Molecular dynamics simulation of Ni thin films on Cu and Au under nanoindentation

Abstract The deposition and indentation process in Ni/Au and Ni/Cu systems were studied. Growth of Ni films on Cu and Au substrate were modelled to obtain systems for indentation. These systems during deposition and indentation were evaluated by employing molecular dynamics simulation with potentials based on the embedded atom method theory. Additionally, two body Morse potentials was included to simulation of indentation process and a rigid spherical indenter with the diamond structure was used. Adaptive common neighbour analysis and centrosymmetry parameter were applied to the structural characterisation of deposited layers.
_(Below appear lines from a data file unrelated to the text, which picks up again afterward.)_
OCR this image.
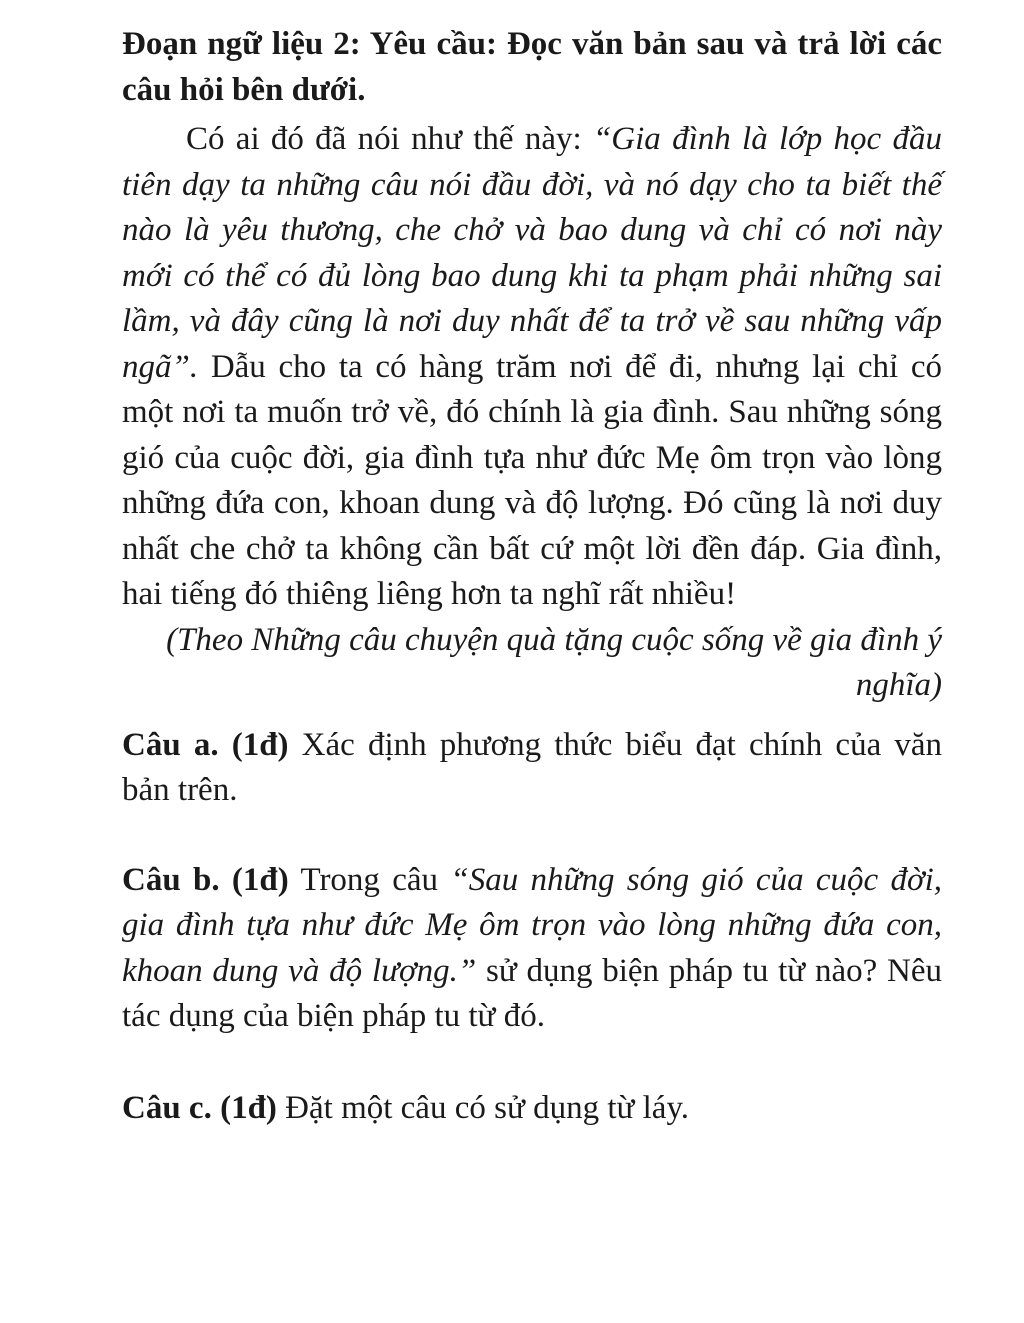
Đoạn ngữ liệu 2: Yêu cầu: Đọc văn bản sau và trả lời các câu hỏi bên dưới.

Có ai đó đã nói như thế này: “Gia đình là lớp học đầu tiên dạy ta những câu nói đầu đời, và nó dạy cho ta biết thế nào là yêu thương, che chở và bao dung và chỉ có nơi này mới có thể có đủ lòng bao dung khi ta phạm phải những sai lầm, và đây cũng là nơi duy nhất để ta trở về sau những vấp ngã”. Dẫu cho ta có hàng trăm nơi để đi, nhưng lại chỉ có một nơi ta muốn trở về, đó chính là gia đình. Sau những sóng gió của cuộc đời, gia đình tựa như đức Mẹ ôm trọn vào lòng những đứa con, khoan dung và độ lượng. Đó cũng là nơi duy nhất che chở ta không cần bất cứ một lời đền đáp. Gia đình, hai tiếng đó thiêng liêng hơn ta nghĩ rất nhiều!

(Theo Những câu chuyện quà tặng cuộc sống về gia đình ý nghĩa)

Câu a. (1đ) Xác định phương thức biểu đạt chính của văn bản trên.

Câu b. (1đ) Trong câu “Sau những sóng gió của cuộc đời, gia đình tựa như đức Mẹ ôm trọn vào lòng những đứa con, khoan dung và độ lượng.” sử dụng biện pháp tu từ nào? Nêu tác dụng của biện pháp tu từ đó.

Câu c. (1đ) Đặt một câu có sử dụng từ láy.
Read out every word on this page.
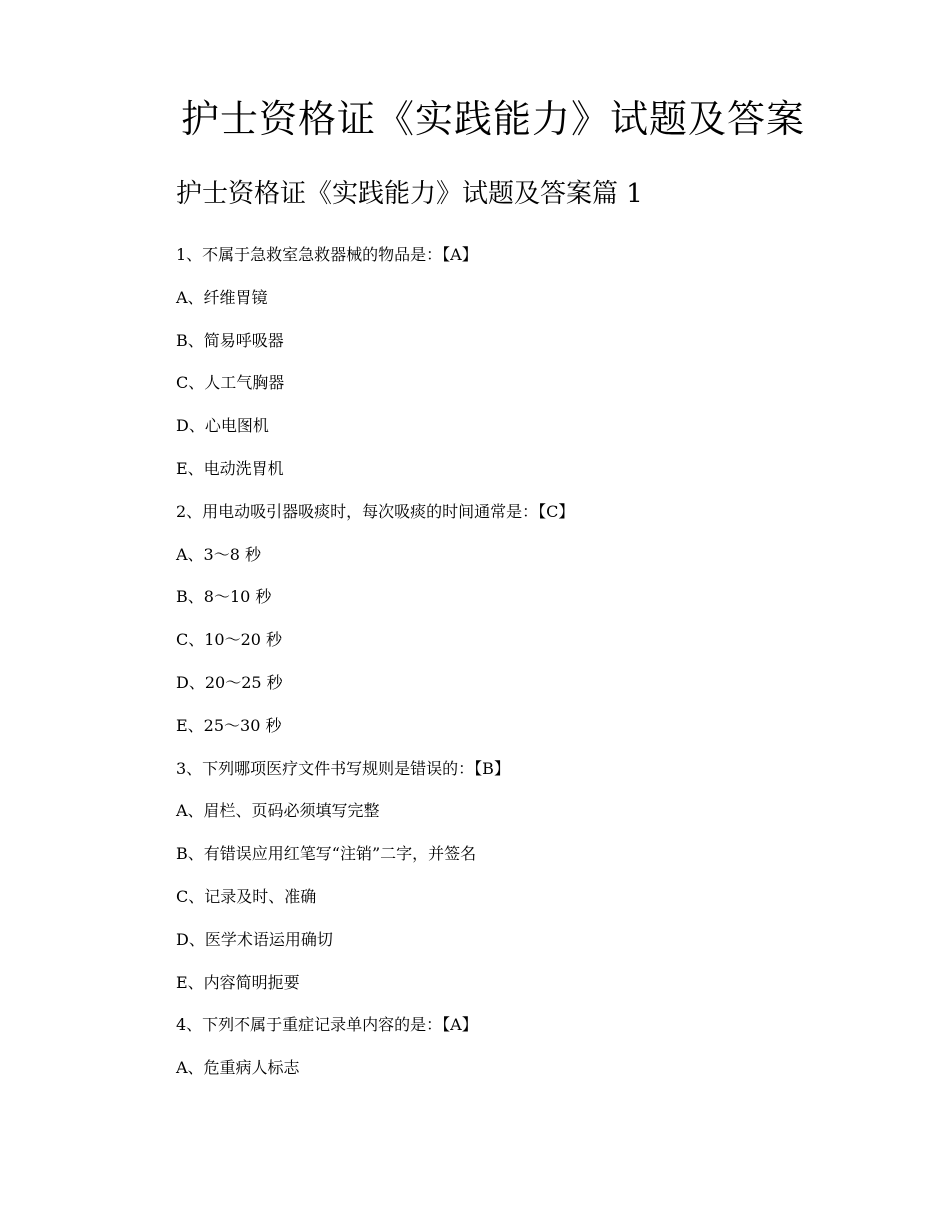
护士资格证《实践能力》试题及答案
护士资格证《实践能力》试题及答案篇 1
1、不属于急救室急救器械的物品是：【A】
A、纤维胃镜
B、简易呼吸器
C、人工气胸器
D、心电图机
E、电动洗胃机
2、用电动吸引器吸痰时，每次吸痰的时间通常是：【C】
A、3～8 秒
B、8～10 秒
C、10～20 秒
D、20～25 秒
E、25～30 秒
3、下列哪项医疗文件书写规则是错误的：【B】
A、眉栏、页码必须填写完整
B、有错误应用红笔写“注销”二字，并签名
C、记录及时、准确
D、医学术语运用确切
E、内容简明扼要
4、下列不属于重症记录单内容的是：【A】
A、危重病人标志
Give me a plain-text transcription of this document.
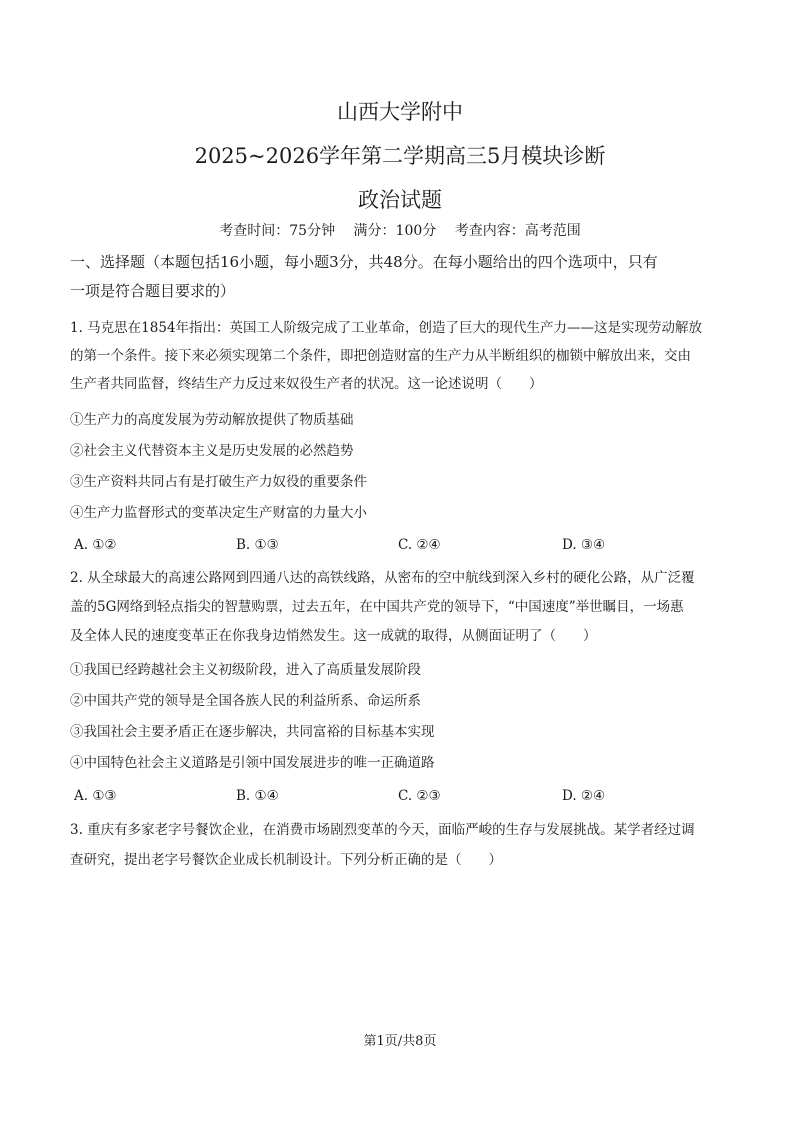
山西大学附中
2025~2026学年第二学期高三5月模块诊断
政治试题
考查时间：75分钟 满分：100分 考查内容：高考范围
一、选择题（本题包括16小题，每小题3分，共48分。在每小题给出的四个选项中，只有
一项是符合题目要求的）
1. 马克思在1854年指出：英国工人阶级完成了工业革命，创造了巨大的现代生产力——这是实现劳动解放
的第一个条件。接下来必须实现第二个条件，即把创造财富的生产力从半断组织的枷锁中解放出来，交由
生产者共同监督，终结生产力反过来奴役生产者的状况。这一论述说明（　　）
①生产力的高度发展为劳动解放提供了物质基础
②社会主义代替资本主义是历史发展的必然趋势
③生产资料共同占有是打破生产力奴役的重要条件
④生产力监督形式的变革决定生产财富的力量大小
A. ①②	B. ①③	C. ②④	D. ③④
2. 从全球最大的高速公路网到四通八达的高铁线路，从密布的空中航线到深入乡村的硬化公路，从广泛覆
盖的5G网络到轻点指尖的智慧购票，过去五年，在中国共产党的领导下，“中国速度”举世瞩目，一场惠
及全体人民的速度变革正在你我身边悄然发生。这一成就的取得，从侧面证明了（　　）
①我国已经跨越社会主义初级阶段，进入了高质量发展阶段
②中国共产党的领导是全国各族人民的利益所系、命运所系
③我国社会主要矛盾正在逐步解决，共同富裕的目标基本实现
④中国特色社会主义道路是引领中国发展进步的唯一正确道路
A. ①③	B. ①④	C. ②③	D. ②④
3. 重庆有多家老字号餐饮企业，在消费市场剧烈变革的今天，面临严峻的生存与发展挑战。某学者经过调
查研究，提出老字号餐饮企业成长机制设计。下列分析正确的是（　　）
第1页/共8页
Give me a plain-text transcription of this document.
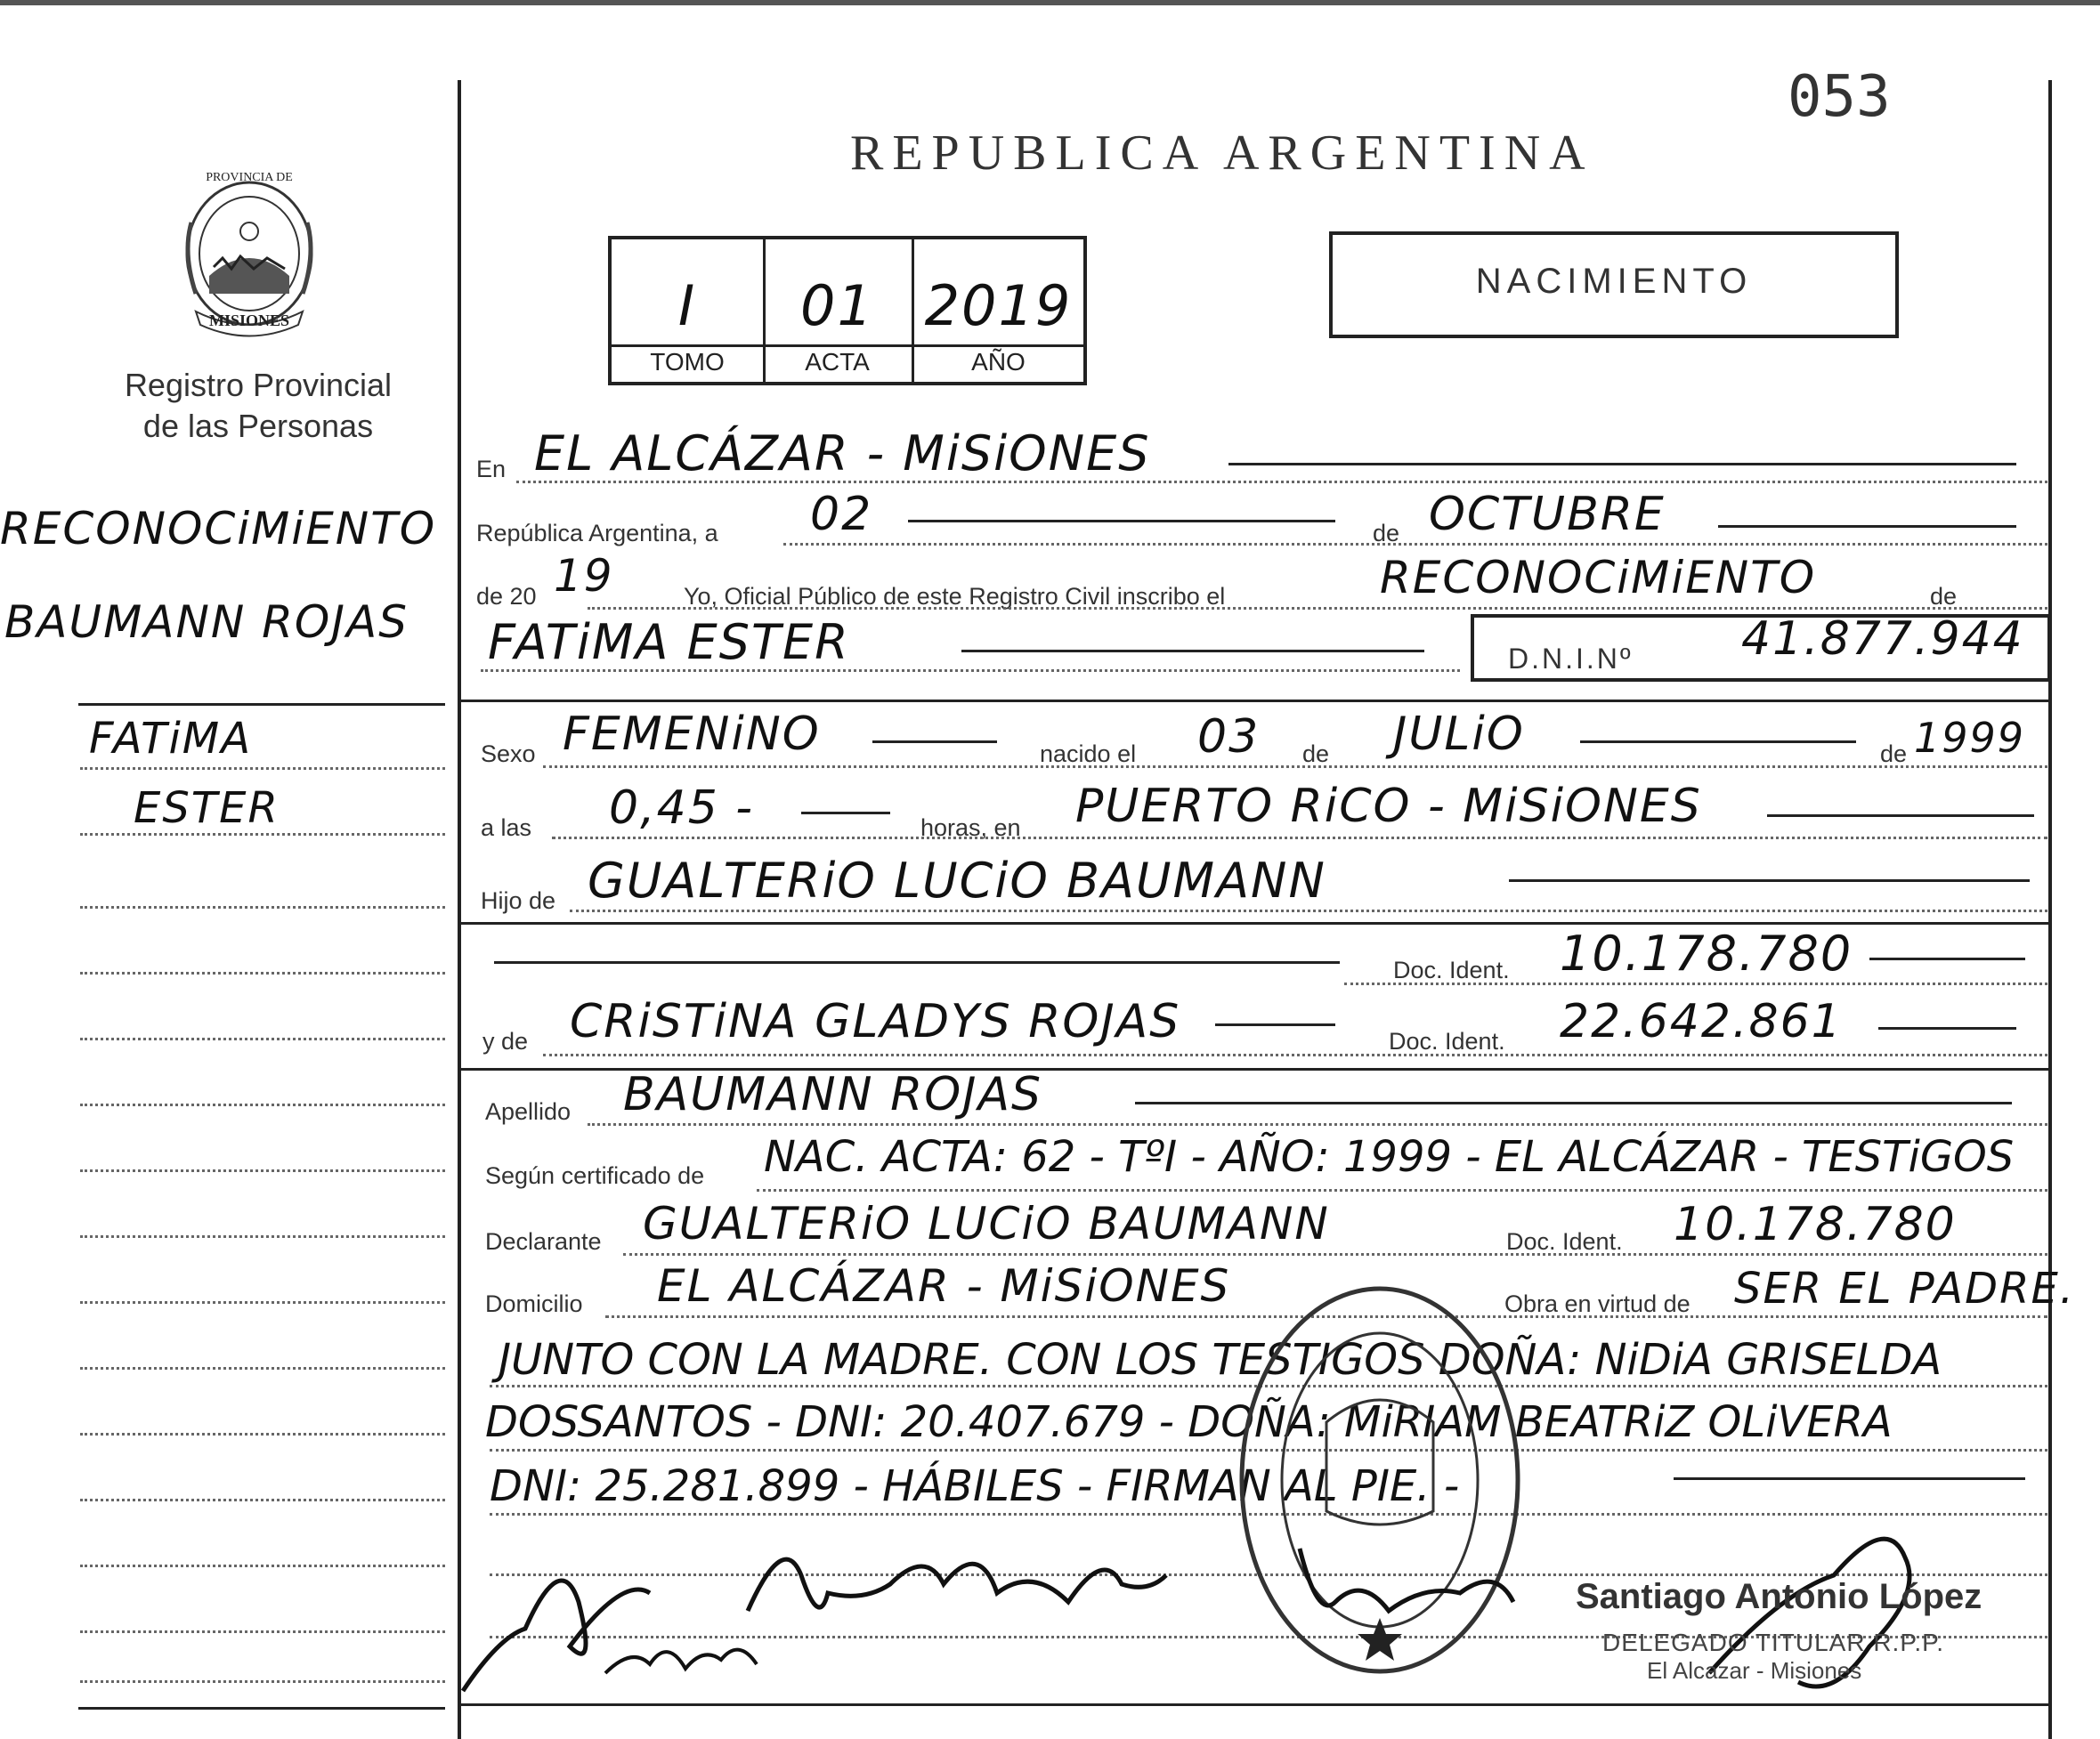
053
REPUBLICA ARGENTINA
PROVINCIA DE
MISIONES
Registro Provincial
de las Personas
RECONOCiMiENTO
BAUMANN ROJAS
FATiMA
ESTER
I	01 2019
TOMO	ACTA	AÑO
NACIMIENTO
En EL ALCÁZAR - MiSiONES
República Argentina, a 02	de OCTUBRE
de 20 19	Yo, Oficial Público de este Registro Civil inscribo el	RECONOCiMiENTO	de
FATiMA ESTER	D.N.I.Nº 41.877.944
Sexo FEMENiNO	nacido el 03 de JULiO	de 1999
a las 0,45 -	horas, en PUERTO RiCO - MiSiONES
Hijo de GUALTERiO LUCiO BAUMANN
Doc. Ident. 10.178.780
y de CRiSTiNA GLADYS ROJAS	Doc. Ident. 22.642.861
Apellido BAUMANN ROJAS
Según certificado de NAC. ACTA: 62 - TºI - AÑO: 1999 - EL ALCÁZAR - TESTiGOS
Declarante GUALTERiO LUCiO BAUMANN	Doc. Ident. 10.178.780
Domicilio EL ALCÁZAR - MiSiONES	Obra en virtud de SER EL PADRE.
JUNTO CON LA MADRE. CON LOS TESTIGOS DOÑA: NiDiA GRISELDA
DOSSANTOS - DNI: 20.407.679 - DOÑA: MiRIAM BEATRiZ OLiVERA
DNI: 25.281.899 - HÁBILES - FIRMAN AL PIE. -
Santiago Antonio López
DELEGADO TITULAR R.P.P.
El Alcazar - Misiones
During the deposition the stress gradually reaches a constant value and directly correlate with structural changes in the deposited layers. The Ni layer deposited on the Cu forms a BCC structure, but in the case of deposition on Au, a HCP structure intersected by the boundaries was formed. The increase of hardness in Ni deposited films is linked with the decreasing thickness of a thermal layer in the system. A correlation between structure and distribution of deformation in the Ni/Cu and Ni/Au systems were found. The plastic deformation in the Ni/Cu systems propagates uniformly from the centre of indentation, but for Ni/Au propagates along the grain boundaries, additionally.